Nordic design is the latest trend to capture the interest of homebound Filipinos

Image by John Mark Arnold via Unsplash

Products and articles Nordic design seems to have proliferated this year due to the renewed interest in interior decorations as people spend most of their time at home due to the coronavirus pandemic.

Vlogger Laureen uy, the younger sister of celebrity stylist Liz uy, shared his “huge local home transport” last August, which included a gold tray, a black vase, and a Nordic-style basket.

Uy shared the store’s Instagram link, Nordic Home, which has 33,900 followers at the time of writing.

The store, based on the legend, sells “chic, Scandinavian and other unique home finds.”
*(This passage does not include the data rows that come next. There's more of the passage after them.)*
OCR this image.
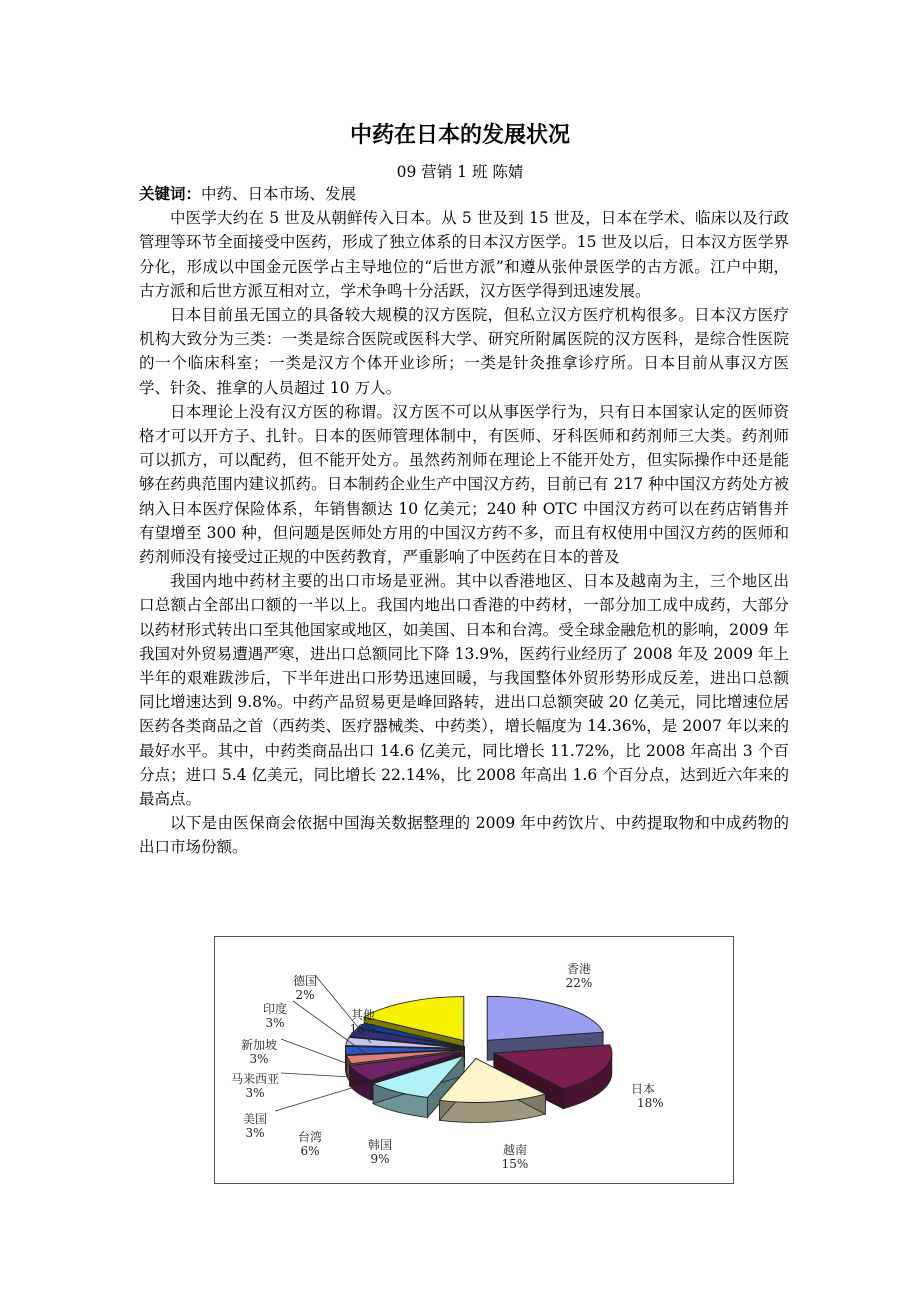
中药在日本的发展状况
09 营销 1 班 陈婧

关键词：中药、日本市场、发展

中医学大约在 5 世及从朝鲜传入日本。从 5 世及到 15 世及，日本在学术、临床以及行政管理等环节全面接受中医药，形成了独立体系的日本汉方医学。15 世及以后，日本汉方医学界分化，形成以中国金元医学占主导地位的“后世方派”和遵从张仲景医学的古方派。江户中期，古方派和后世方派互相对立，学术争鸣十分活跃，汉方医学得到迅速发展。

日本目前虽无国立的具备较大规模的汉方医院，但私立汉方医疗机构很多。日本汉方医疗机构大致分为三类：一类是综合医院或医科大学、研究所附属医院的汉方医科，是综合性医院的一个临床科室；一类是汉方个体开业诊所；一类是针灸推拿诊疗所。日本目前从事汉方医学、针灸、推拿的人员超过 10 万人。

日本理论上没有汉方医的称谓。汉方医不可以从事医学行为，只有日本国家认定的医师资格才可以开方子、扎针。日本的医师管理体制中，有医师、牙科医师和药剂师三大类。药剂师可以抓方，可以配药，但不能开处方。虽然药剂师在理论上不能开处方，但实际操作中还是能够在药典范围内建议抓药。日本制药企业生产中国汉方药，目前已有 217 种中国汉方药处方被纳入日本医疗保险体系，年销售额达 10 亿美元；240 种 OTC 中国汉方药可以在药店销售并有望增至 300 种，但问题是医师处方用的中国汉方药不多，而且有权使用中国汉方药的医师和药剂师没有接受过正规的中医药教育，严重影响了中医药在日本的普及

我国内地中药材主要的出口市场是亚洲。其中以香港地区、日本及越南为主，三个地区出口总额占全部出口额的一半以上。我国内地出口香港的中药材，一部分加工成中成药，大部分以药材形式转出口至其他国家或地区，如美国、日本和台湾。受全球金融危机的影响，2009 年我国对外贸易遭遇严寒，进出口总额同比下降 13.9%，医药行业经历了 2008 年及 2009 年上半年的艰难跋涉后，下半年进出口形势迅速回暖，与我国整体外贸形势形成反差，进出口总额同比增速达到 9.8%。中药产品贸易更是峰回路转，进出口总额突破 20 亿美元，同比增速位居医药各类商品之首（西药类、医疗器械类、中药类），增长幅度为 14.36%，是 2007 年以来的最好水平。其中，中药类商品出口 14.6 亿美元，同比增长 11.72%，比 2008 年高出 3 个百分点；进口 5.4 亿美元，同比增长 22.14%，比 2008 年高出 1.6 个百分点，达到近六年来的最高点。

以下是由医保商会依据中国海关数据整理的 2009 年中药饮片、中药提取物和中成药物的出口市场份额。

香港
22%
日本
18%
越南
15%
韩国
9%
台湾
6%
美国
3%
马来西亚
3%
新加坡
3%
印度
3%
德国
2%
其他
16%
Other YouTube vloggers have also featured Nordic design products in their respective routes such as “Queen Claire” or Claire Batacan and Angel Yeo.

Batacan shared that she bought a gold Nordic mirror while Yeo bought a brown and white Nordic chariot.
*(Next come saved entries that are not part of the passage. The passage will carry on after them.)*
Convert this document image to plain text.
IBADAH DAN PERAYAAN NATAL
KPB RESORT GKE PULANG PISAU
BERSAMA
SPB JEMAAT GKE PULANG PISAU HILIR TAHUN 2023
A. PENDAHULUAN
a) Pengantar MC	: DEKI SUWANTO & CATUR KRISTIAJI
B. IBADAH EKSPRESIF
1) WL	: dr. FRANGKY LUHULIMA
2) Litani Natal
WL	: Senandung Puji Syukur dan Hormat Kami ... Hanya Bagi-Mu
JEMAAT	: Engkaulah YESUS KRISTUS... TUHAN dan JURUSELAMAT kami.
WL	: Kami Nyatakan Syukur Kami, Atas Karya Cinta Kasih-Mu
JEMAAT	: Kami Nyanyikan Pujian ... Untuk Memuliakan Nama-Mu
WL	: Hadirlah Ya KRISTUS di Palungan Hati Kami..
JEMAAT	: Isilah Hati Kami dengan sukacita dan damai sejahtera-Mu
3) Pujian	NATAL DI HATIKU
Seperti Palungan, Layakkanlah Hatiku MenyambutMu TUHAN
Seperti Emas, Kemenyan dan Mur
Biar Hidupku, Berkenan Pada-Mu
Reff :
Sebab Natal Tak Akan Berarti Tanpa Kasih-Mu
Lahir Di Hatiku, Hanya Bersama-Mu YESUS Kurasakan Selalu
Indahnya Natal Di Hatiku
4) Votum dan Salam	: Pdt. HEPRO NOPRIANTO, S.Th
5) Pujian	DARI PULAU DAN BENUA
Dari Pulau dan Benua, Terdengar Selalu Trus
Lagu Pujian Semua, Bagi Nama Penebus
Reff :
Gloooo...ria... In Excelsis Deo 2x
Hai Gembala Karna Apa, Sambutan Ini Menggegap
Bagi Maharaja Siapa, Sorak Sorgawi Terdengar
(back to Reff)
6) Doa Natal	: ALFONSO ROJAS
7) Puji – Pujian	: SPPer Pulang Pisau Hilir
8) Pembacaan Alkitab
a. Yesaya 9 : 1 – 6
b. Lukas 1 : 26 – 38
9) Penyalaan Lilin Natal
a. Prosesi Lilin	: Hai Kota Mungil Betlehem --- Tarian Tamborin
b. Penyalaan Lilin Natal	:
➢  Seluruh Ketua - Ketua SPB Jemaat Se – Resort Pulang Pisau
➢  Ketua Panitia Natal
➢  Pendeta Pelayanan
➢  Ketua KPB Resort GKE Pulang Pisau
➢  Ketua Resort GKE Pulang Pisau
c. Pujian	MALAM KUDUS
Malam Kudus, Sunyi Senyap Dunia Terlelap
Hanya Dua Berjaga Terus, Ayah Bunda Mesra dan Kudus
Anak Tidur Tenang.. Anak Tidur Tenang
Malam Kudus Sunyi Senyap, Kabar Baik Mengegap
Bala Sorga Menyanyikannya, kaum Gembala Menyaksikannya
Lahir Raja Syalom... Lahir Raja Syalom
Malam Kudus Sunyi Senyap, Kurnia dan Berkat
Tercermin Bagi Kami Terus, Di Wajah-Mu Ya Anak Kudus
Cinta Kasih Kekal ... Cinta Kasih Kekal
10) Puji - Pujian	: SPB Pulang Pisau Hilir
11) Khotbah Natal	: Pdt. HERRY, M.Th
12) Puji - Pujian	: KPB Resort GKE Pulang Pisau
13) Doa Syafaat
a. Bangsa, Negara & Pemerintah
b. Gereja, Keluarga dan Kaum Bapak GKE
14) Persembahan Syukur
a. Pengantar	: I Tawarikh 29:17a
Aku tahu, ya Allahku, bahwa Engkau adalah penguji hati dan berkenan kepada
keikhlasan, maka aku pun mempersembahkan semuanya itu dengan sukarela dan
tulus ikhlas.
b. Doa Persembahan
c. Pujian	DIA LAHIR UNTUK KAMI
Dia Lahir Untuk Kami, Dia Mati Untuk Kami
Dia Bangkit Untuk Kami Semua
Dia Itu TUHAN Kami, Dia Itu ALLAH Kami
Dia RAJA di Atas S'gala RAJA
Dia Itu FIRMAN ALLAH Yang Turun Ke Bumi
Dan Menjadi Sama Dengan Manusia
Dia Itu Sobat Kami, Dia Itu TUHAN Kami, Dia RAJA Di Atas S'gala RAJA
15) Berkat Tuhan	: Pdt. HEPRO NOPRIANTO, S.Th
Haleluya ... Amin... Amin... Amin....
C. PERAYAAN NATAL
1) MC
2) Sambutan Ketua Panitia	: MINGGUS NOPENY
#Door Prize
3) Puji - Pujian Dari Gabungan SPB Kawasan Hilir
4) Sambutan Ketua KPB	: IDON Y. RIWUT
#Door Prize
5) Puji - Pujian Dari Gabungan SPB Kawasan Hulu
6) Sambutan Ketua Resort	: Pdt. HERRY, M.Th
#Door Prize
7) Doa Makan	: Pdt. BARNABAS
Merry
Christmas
Both bought their items on the online shopping platform Lazada, which is currently holding a ‘Single’s Day Festival’, also known as 11.11.

A couple on Facebook also decided to share their bundle of home essentials and other decor items which included a Nordic-style flower vase from Shopee, another shopping platform.
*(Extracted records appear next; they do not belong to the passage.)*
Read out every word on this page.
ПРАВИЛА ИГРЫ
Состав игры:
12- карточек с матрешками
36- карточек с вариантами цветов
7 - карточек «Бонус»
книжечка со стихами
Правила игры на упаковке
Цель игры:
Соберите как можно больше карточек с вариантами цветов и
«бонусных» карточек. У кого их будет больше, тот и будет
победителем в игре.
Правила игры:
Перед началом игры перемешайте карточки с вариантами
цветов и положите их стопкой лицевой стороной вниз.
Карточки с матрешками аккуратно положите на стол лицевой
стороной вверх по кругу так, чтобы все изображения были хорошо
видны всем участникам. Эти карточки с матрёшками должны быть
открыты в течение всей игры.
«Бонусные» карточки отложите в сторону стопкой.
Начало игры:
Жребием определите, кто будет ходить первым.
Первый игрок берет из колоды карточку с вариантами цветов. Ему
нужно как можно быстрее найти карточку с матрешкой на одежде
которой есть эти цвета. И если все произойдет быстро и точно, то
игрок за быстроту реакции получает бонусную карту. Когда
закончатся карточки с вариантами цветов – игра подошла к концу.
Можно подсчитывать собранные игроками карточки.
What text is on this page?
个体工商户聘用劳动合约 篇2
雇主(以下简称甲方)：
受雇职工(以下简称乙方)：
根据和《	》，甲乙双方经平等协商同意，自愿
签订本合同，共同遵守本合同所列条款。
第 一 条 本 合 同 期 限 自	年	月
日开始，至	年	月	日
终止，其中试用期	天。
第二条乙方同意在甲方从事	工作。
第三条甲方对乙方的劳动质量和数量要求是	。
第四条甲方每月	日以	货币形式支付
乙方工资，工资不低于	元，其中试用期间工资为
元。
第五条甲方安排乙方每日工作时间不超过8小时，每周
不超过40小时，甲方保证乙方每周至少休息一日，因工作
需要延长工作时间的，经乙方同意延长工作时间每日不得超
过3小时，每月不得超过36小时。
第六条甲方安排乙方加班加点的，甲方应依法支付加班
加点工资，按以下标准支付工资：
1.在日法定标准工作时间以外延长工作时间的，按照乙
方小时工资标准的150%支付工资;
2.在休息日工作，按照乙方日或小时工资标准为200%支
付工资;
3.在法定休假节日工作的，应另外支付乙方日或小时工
The same design was also featured in a Facebook community dedicated to food enthusiasts and vendors, “Let’s Eat Pare. “

(Screenshot by Interaksyon)

Nordic design, also known as Scandinavian design or aesthetic, originally from many Nordic countries in the mid-1950s such as Denmark, Norway, Sweden, Finland and Iceland.

A website for home design and decorating noted that such an aesthetic is a “combination of beauty, simplicity, and functionality.”

“In a Scandinavian-designed room, you can expect bare wood floors and white painted brick walls that add a rough texture while maximizing the light entering through large windows,” The Spruce said in an explainer.

Examples of this aesthetic include “white walls, wood floors, modern furniture” and a “lack of clutter” in the house.

A digital lifestyle publication defines Scandinavian design as a “minimalist style using a blend of textures and soft hues to make a sleek and modern decor warm and inviting.”

“It emphasizes clean lines, utility, and simple furnishings that are functional, beautiful and comfortable,” MyDomaine said in an article.

Modern furniture, soft colors and warm woods are some of the aesthetics that evoke such a design.

Interest in beautifying houses

As people spend the majority of their time at home, particularly during the first months of the novel coronavirus pandemic, increased interest in interior designs and improving private spaces have become the norm.

One manifestation of this is when indoor gardening became popular among Filipinos, so much so that the Ministry of the Environment and Natural Resources issued a warning against purchasing plants considered exotic.

RELATED: ‘Plant thieves on the loose,’ says DENR amid growing interest in indoor gardening

Last September, the DENR noted the increase in traders scouring plants from mountains, forests and protected parks due to the high demand for plants from urban areas such as Metro Manila.

One such demand is linked to the sudden influx of houseplant enthusiasts in the middle of the quarantine season – affectionately referred to as “plantitos,” “plantitas” or “halamoms,” among others.

“Illegal collectors and collectors are celebrating because the market is bigger and the prices more attractive,” said Rogelio Demallete, specialist in ecosystems at the DENR-Bureau of Biodiversity Management.

“People are buying and raising plants because of the boredom of quarantine,” he added.

Source link

About Gertrude H. Kerr

Check Also

Cult Shop: Japanese and Nordic design converge under one London roof

“This is a design simplicity – Japanese and Nordic – the two sides of the …

Leave a Reply

Your email address will not be published.